Surgical and graft uses

The fascia lata has a long history as a graft material, with pioneering reconstructive procedures reported by surgeons affiliated with Guy's Hospital, Johns Hopkins Hospital, and Royal London Hospital. Ophthalmic applications, such as suspension for ptosis repair, were advanced by oculoplastic teams at Moorfields Eye Hospital and Wills Eye Hospital. Otolaryngology and maxillofacial reconstructions using fascia lata for dural repair and tympanoplasty are described in series from Mayo Clinic and Mount Sinai Health System. Vascular and plastic surgeons at University of Michigan and Columbia University employ fascia lata strips for ligament reconstruction and tendon augmentation in protocols refined through multicenter trials coordinated by organizations like the American Academy of Orthopaedic Surgeons and European Society of Plastic Surgeons. Tissue engineering studies from Johns Hopkins University and University of Pennsylvania explore decellularized fascia lata scaffolds for regenerative medicine.

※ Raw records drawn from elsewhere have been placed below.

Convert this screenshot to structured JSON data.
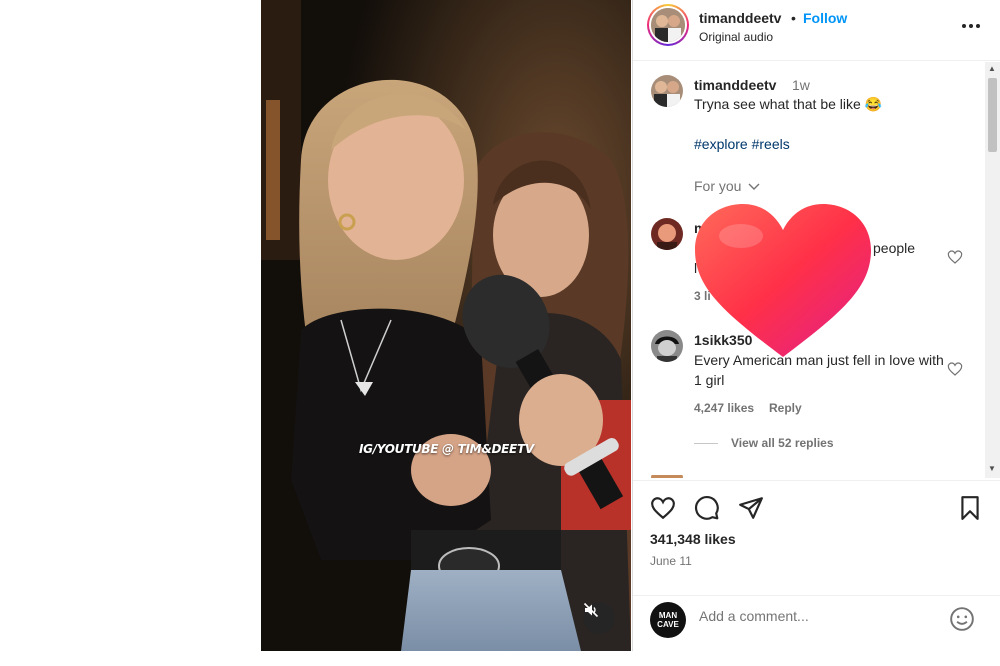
{
  "video": {
    "watermark": "IG/YOUTUBE @ TIM&DEETV",
    "mute_icon": "speaker-muted-icon"
  },
  "header": {
    "username": "timanddeetv",
    "separator": "•",
    "follow_label": "Follow",
    "audio": "Original audio",
    "more_icon": "more-horizontal-icon"
  },
  "caption": {
    "username": "timanddeetv",
    "time": "1w",
    "text": "Tryna see what that be like 😂",
    "hashtags": "#explore #reels",
    "for_you": "For you"
  },
  "comments": [
    {
      "username": "m",
      "text_line1": "people",
      "text_line2": "l",
      "meta": "3 li"
    },
    {
      "username": "1sikk350",
      "text": "Every American man just fell in love with 1 girl",
      "likes": "4,247 likes",
      "reply": "Reply",
      "view_replies": "View all 52 replies"
    }
  ],
  "actions": {
    "likes": "341,348 likes",
    "date": "June 11"
  },
  "add_comment": {
    "logo_line1": "MAN",
    "logo_line2": "CAVE",
    "placeholder": "Add a comment..."
  },
  "colors": {
    "accent": "#0095f6",
    "hashtag": "#00376b",
    "muted_text": "#737373",
    "like_heart": "#ff3040"
  }
}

Imaging and diagnostic evaluation

Radiology departments at Massachusetts General Hospital and Royal Brompton Hospital provide imaging protocols for fascia lata assessment using ultrasound, magnetic resonance imaging, and computed tomography. Musculoskeletal radiologists from American College of Radiology and European Society of Radiology outline MRI signal characteristics in conditions such as iliotibial band syndrome, fascial edema, and post-surgical changes. High-resolution ultrasound studies reported by investigators at University of Amsterdam and Oslo University Hospital demonstrate dynamic assessment techniques for compression and strain during provocative maneuvers used in sports medicine clinics at University of Melbourne and McMaster University.